CPSwarm - CPSwarm Completed Project uri icon

description

  • Cyber-Physical Systems (CPS) find applications in a number of large-scale, safety-critical domains e.g. transportation, smart cities, etc. While the increased CPS adoption has resulted in the maturation of solutions for CPS development, a single consistent science of system integration for CPS has not yet been consolidated. Therefore CPS development remains a complex and error-prone task, often requiring a collection of separate tools. Moreover, interactions amongst CPS might lead to new behaviors and emerging properties, often with unpredictable results.

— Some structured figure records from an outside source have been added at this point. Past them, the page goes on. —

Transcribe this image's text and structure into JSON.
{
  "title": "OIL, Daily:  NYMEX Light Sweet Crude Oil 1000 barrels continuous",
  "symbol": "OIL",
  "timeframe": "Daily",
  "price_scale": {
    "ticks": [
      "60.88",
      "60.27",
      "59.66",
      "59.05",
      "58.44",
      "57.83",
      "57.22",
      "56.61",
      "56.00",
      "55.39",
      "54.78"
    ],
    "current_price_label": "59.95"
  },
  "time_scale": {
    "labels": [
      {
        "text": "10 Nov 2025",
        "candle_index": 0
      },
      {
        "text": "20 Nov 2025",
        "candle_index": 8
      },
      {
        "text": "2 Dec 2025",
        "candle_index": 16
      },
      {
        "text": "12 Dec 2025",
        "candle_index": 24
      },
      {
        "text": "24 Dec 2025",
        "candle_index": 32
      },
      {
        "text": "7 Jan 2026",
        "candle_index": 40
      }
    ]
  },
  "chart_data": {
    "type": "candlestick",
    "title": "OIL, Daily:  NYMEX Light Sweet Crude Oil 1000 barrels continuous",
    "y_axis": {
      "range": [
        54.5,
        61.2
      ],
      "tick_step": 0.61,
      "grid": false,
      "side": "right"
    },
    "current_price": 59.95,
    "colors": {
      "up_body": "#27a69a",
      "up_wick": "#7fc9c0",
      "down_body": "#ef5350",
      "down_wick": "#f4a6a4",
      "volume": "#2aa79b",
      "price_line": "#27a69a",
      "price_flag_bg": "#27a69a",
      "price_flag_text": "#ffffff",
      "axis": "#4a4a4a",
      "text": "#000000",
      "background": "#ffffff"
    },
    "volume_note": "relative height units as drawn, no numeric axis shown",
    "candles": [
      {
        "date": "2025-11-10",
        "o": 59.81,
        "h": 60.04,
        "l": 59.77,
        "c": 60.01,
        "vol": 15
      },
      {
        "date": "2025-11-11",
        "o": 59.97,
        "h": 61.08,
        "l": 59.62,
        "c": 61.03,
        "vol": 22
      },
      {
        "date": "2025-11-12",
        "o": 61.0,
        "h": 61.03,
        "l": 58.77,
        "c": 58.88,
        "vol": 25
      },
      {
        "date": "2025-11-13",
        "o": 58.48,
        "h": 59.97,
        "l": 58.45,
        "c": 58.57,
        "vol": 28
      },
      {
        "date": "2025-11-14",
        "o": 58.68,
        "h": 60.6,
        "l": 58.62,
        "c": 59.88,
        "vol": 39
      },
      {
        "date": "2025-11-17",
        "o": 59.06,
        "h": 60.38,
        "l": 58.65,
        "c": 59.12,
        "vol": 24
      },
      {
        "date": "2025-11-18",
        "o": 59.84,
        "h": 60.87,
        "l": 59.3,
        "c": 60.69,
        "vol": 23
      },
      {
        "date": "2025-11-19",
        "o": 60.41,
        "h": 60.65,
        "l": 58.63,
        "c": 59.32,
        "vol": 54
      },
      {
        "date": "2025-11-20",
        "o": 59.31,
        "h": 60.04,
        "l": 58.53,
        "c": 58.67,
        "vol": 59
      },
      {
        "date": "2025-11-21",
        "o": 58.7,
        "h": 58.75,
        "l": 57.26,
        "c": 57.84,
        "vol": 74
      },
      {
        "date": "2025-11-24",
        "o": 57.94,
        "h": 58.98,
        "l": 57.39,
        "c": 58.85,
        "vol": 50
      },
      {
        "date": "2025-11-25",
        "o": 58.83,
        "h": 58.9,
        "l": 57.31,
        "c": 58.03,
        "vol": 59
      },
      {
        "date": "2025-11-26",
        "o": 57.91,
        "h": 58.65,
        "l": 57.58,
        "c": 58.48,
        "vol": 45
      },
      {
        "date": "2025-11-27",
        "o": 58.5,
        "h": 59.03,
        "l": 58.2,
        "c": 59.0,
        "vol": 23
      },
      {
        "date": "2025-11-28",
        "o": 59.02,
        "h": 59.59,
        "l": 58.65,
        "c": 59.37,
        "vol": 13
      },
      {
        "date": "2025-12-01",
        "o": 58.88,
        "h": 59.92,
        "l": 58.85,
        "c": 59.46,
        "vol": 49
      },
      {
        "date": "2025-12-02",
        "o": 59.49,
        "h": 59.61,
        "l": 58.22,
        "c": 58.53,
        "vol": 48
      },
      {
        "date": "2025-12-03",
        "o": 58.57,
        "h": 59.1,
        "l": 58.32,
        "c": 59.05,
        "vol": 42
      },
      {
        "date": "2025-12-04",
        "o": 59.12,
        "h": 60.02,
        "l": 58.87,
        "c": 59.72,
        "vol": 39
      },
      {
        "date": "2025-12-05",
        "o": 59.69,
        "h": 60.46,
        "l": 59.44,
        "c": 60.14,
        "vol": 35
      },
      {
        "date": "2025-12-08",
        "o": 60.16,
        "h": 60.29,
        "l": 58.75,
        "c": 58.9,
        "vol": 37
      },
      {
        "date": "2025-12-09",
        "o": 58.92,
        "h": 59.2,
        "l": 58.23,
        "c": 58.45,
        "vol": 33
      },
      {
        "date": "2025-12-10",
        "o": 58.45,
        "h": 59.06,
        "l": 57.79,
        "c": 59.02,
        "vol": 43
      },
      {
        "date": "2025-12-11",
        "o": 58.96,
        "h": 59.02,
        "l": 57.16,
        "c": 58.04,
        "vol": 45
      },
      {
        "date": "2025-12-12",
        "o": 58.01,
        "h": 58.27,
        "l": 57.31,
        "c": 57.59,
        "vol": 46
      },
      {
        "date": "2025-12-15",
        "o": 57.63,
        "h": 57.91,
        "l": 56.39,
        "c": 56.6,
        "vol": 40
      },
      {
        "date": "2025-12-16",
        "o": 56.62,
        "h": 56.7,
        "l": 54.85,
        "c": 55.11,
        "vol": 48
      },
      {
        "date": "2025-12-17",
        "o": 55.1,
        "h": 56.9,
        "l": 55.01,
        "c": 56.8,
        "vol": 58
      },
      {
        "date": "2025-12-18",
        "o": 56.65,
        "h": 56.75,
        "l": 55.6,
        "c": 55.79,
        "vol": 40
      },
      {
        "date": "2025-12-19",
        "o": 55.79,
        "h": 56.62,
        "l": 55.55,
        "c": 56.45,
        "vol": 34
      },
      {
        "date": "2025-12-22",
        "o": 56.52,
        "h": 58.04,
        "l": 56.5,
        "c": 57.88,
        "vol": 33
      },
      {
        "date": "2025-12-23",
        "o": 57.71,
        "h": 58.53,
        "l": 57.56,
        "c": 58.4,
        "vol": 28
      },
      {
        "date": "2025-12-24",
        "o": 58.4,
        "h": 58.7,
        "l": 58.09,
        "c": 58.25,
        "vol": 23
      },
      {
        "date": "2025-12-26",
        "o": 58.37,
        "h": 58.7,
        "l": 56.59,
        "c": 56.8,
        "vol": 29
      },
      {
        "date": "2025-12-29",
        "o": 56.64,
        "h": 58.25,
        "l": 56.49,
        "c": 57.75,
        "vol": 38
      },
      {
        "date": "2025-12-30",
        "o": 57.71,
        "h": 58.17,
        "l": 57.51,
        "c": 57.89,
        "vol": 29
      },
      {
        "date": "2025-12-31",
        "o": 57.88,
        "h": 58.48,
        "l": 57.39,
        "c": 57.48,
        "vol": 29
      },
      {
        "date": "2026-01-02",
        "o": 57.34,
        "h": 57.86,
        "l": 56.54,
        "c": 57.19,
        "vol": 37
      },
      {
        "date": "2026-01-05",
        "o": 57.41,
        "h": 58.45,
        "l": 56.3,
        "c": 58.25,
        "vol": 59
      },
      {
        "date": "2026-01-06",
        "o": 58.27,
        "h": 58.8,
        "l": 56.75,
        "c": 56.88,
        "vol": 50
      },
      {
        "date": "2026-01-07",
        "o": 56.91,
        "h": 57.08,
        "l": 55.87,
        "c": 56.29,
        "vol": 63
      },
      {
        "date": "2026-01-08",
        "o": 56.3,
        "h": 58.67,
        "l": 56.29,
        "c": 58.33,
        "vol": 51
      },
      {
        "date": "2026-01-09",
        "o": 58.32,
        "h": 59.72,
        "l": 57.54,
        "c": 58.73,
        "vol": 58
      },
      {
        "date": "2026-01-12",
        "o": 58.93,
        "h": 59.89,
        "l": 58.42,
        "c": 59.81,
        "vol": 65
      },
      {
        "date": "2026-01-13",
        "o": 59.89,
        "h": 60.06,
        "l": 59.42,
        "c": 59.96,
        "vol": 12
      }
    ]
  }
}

Rather than being an unwanted byproduct, these interactions can become an advantage if explicitly managed since early design stages. CPSwarm tackles this challenge by proposing a new science of system integration and tools to support engineering of CPS swarms. CPSwarm tools will ease development and integration of complex herds of heterogeneous CPS that collaborate based on local policies and that exhibit a collective behavior capable of solving complex, industrial-driven, real-world problems. The project defines a complete toolchain that enables the designer to: (a) set-up collaborative autonomous CPSs; (b) test the swarm performance with respect to the design goal; and (c) massively deploy solutions towards “reconfigurable” CPS devices. Model-centric design and predictive engineering are the pillars of the project, enabling definition, composition, verification and simulation of collaborative, autonomous CPS while accounting for various dynamics, constraints and for safety, performance and cost efficiency issues. CPSwarm pushes forward CPS engineering at a larger scale, with an expected significant reduction of development time and costs. Project results will be tested in real-world use cases in 3 different domains: swarms of Unmanned Aerial Vehicles and Rovers for safety and security purposes; autonomous driving for freight vehicles; and swarm of opportunistically collaborating smart bikes.